Summary: While Bitcoin's price rally has dominated crypto conversations over the past two weeks, the community took a break to open a new debate between the two leading crypto camps, Bitcoin and Ethereum. The question crypto enthusiasts sought to answer is whether or not there is a verifiable, independent way to determine the total supply of ...
The question crypto enthusiasts sought to answer is whether or not there is a verifiable, independent way to determine the total supply of ETH. Bitcoiners were determined to show that the task is impossible, while Ethereum supporters fought back claiming that establishing ETH total supply is possible and potentially not relevant.
Bitcoin's total supply is easily verifiable because its protocol has an automatic mechanism to calculate the metric, meanwhile the number is more difficult to conjure for Ethereum.

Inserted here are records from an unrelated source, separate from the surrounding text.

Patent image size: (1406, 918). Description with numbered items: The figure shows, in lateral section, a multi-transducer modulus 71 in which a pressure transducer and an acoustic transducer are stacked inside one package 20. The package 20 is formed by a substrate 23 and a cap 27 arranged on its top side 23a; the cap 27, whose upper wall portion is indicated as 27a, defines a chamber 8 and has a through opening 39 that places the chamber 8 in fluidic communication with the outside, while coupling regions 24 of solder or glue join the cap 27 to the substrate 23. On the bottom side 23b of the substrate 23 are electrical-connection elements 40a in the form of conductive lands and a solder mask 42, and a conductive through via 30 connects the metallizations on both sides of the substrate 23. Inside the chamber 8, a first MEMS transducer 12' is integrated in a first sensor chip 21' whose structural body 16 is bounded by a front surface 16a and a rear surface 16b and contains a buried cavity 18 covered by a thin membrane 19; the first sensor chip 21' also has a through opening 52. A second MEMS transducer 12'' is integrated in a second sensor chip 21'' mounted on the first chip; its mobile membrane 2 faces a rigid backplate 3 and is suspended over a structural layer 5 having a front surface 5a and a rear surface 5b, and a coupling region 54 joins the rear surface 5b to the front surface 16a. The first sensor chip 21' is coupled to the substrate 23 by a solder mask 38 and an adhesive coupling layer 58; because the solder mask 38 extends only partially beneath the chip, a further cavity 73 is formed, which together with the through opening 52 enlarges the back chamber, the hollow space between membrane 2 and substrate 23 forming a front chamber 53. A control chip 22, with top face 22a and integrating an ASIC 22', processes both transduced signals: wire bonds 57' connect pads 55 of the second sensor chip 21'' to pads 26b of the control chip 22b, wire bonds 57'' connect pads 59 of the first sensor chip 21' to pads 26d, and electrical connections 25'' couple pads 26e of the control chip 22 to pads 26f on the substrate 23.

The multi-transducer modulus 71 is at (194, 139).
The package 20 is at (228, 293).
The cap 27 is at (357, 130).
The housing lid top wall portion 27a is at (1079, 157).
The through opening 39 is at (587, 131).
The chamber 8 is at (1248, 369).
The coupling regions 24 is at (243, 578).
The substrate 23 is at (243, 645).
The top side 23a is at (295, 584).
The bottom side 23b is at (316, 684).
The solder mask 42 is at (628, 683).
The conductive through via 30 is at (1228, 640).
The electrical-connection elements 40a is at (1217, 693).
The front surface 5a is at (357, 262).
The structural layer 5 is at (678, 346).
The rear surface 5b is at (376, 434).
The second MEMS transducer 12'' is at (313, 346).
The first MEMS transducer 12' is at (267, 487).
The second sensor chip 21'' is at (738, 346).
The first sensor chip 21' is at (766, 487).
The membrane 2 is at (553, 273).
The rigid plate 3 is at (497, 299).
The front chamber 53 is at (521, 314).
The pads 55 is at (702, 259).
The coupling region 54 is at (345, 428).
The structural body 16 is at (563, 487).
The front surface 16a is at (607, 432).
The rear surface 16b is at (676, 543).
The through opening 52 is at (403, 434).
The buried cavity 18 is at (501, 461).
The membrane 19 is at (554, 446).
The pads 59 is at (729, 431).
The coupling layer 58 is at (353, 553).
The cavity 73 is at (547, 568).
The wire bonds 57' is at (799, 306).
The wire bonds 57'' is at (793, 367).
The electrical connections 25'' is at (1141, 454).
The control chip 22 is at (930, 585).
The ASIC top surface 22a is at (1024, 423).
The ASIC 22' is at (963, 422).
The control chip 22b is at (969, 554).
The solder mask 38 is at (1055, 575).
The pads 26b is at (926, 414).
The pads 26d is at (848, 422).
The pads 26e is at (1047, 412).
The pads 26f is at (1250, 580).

The relatively straightforward nature of calculating Bitcoin's total supply — though individuals attempting to calculate it can run into errors if they fail to count rewards not collected by miners or coins that have been lost — has led Bitcoin supporters to attack the second largest cryptocurrency for not having a predetermined way to report total supply. One of these Bitcoin supporters was co-founder at Morgan Creek Digital Anthony Pompliano who chimed into the debate in a tweet.
The other key difference between Bitcoin and Ethereum is that Bitcoin has a finite supply — capping at 21 million — while Ethereum's supply increases annually with no cap. But even with the absent cap, Ethereum supporters argue one can calculate ETH total supply and several developers set to work to prove it, especially after Bitcoin lobbyist Pierre Rochard attached a reward to anyone able to successfully run code against their own ETH node within 12 hours of his tweet. In response, systems engineer Marc-Andre Dumas wrote a script to calculate total ETH supply and collected the reward.
Dumas code did have some errors that led to the amount of ETH being overshot, but the bugs were quickly rooted out and addressed. Dumas' efforts demonstrated why calculating Ethereum's total supply is more complex than determining Bitcoin's. When calculating ETH supply developers need to take into account genesis and mining rewards, rather than only mining rewards. Ethereum also has uncle rewards which are provided to blocks that are almost added to the blockchain but don't make it. These rewards are difficult to account for, but critical for determining an accurate count. The ETH supply also updates more frequently than BTC with Ethereum processing 40 blocks every 10 minutes compared to Bitcoin's 10 meaning the total ETH supply changes every 15-30 seconds.
Several crypto data sites including Coinmarketcap and Etherscan have their own ways of determining ETH total supply, but the numbers can vary depending on several factors. The discrepancies between sites provided ammunition for Bitcoin supporters eager to argue that ETH total supply is impossible to calculate, though estimates across sites hover around 112 million ETH.
While Ethereum supporters set out to prove total supply could be determined, many argued that the metric was never relevant in the first place, adding that traditional assets like gold or the U.S. dollar cannot provide a total supply number. The two camps may value the total supply metric differently because the blockchains have different goals. While Bitcoin is imagined as the world's new digital currency, Ethereum was designed to provide a platform for decentralized apps with ETH essentially serving as a usage token.
This means that Bitcoin's 21 million hard cap is important for arguing its value as an asset, especially as supporters use money printing amid the COVID-19 crisis to bolster Bitcoin's value as a safe haven asset similar to gold. For Ethereum, total ETH supply is far less relevant for arguing its value.
Crypto leader Andreas Antonopoulos took to Twitter on Monday, August 10 to put the argument to bed. His thread addressing the debate emphasized the nuanced perspective necessary to answer the question and chastised so-called experts who took a partisan stand with the goal of invalidating Ethereum.
It is unlikely this will be the last dust up between Ethereum and Bitcoin communities, but for now the total supply debate seems to be winding down.